The 2nd Sunday in Ordinary Time
First Reading: Isaiah 49:3, 5-6
Responsorial Psalm: Psalm 40:2, 4, 7-10
Second Reading: Letter of St. Paul to the Corinthians 1:1-3
Gospel: According to St. John 1:29-34
Psalm 40 is a fascinating work for a number of reasons, one of which is that it is – to venture into the realm of the sports analogy/cliché – a psalm of two halves. In the first half of the psalm, the section used for Mass this weekend, we are given the heartening story of God’s intervention, mercy, and grace. These characteristics place Psalm 40 in the category of a “thanksgiving psalm,” a fitting choice for the first Sunday after the conclusion of the liturgical season of Christmastime. God has entered the world, and the Messiah’s presence changes everything.

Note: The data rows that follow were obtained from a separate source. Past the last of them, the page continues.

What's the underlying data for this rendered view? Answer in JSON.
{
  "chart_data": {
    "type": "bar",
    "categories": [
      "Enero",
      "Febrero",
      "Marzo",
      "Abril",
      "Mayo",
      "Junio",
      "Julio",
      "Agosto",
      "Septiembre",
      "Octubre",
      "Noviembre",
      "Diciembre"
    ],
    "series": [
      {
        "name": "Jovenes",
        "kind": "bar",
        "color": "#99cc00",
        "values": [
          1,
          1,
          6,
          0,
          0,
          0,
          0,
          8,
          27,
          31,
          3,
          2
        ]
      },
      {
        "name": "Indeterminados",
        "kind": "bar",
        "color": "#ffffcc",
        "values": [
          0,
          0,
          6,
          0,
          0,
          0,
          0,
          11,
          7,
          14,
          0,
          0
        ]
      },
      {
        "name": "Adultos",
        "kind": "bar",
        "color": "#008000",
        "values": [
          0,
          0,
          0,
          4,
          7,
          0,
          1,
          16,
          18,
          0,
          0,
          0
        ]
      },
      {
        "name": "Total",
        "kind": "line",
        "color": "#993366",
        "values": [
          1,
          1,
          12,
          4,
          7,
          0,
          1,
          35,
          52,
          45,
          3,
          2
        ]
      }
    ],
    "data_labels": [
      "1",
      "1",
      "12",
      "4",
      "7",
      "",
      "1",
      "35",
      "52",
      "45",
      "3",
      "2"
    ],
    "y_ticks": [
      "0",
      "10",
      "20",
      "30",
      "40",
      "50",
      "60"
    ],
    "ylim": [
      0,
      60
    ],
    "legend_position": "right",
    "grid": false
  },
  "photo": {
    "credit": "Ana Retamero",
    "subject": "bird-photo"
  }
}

The psalm’s opening line, “I have waited, waited for the Lord, and he stooped toward me and heard my cry,” says it all: God has broken into our world in the most incredible way possible – He has become one of us. From the beginning of humanity’s presence on earth, heaven has been bombarded with a continuous plea for deliverance from a world of constant travail, of seemingly never-ending pain. And in response to our cry, God, at one very specific point in time, sent His Son, the Eternal Logos, to become our Incarnate Messiah and bring us eternal respite from our pain.
What does not appear in this Sunday’s responsorial psalm is the latter half of Psalm 40, a series of verses that plant this particular hymn in the category of “psalm of lament.” The psalmist writes, “evils surround me until they cannot be counted. My sins overtake me so that I can no longer see. They are more numerous than the hairs of my head; my courage fails me.” It would be difficult to find a more clear statement of the condition of fallen humanity, even after the coming of the Messiah into the world. God has taken on our nature, yet the world is still filled with pain, injustice, and sin.
In the latter half of the psalm, the author describes those who are pursuing him, but, more importantly, he declares that his own sins have so overwhelmed him that he has literally lost heart. We can imagine what is going through his head: “Sure, others are out to get me, but more deadly than that is the fact that I am out to get myself.”
Amidst this spiritual peril, the words of John the Baptist can give the sinner hope of salvation: “Behold, the Lamb of God, who takes away the sin of the world.” These words, repeated at every Mass, every day, in every chapel, parish, basilica, and cathedral throughout the world, proclaim the ultimate purpose of the Incarnation: the Self-sacrificial offering of the Incarnate Logos at Calvary.
We are called on this first post-Christmastime Sunday to ponder the Incarnation, the “stooping” of God toward us. But we are also given a hint that – even at the beginning of the Season of Ordinary Time – the Cross is lurking in the shadows. Unseen but always present, it reminds us of the unconditional, sacrificial love proclaimed by John the Baptist and lived out by the Lamb of God, who takes away the sins of the world.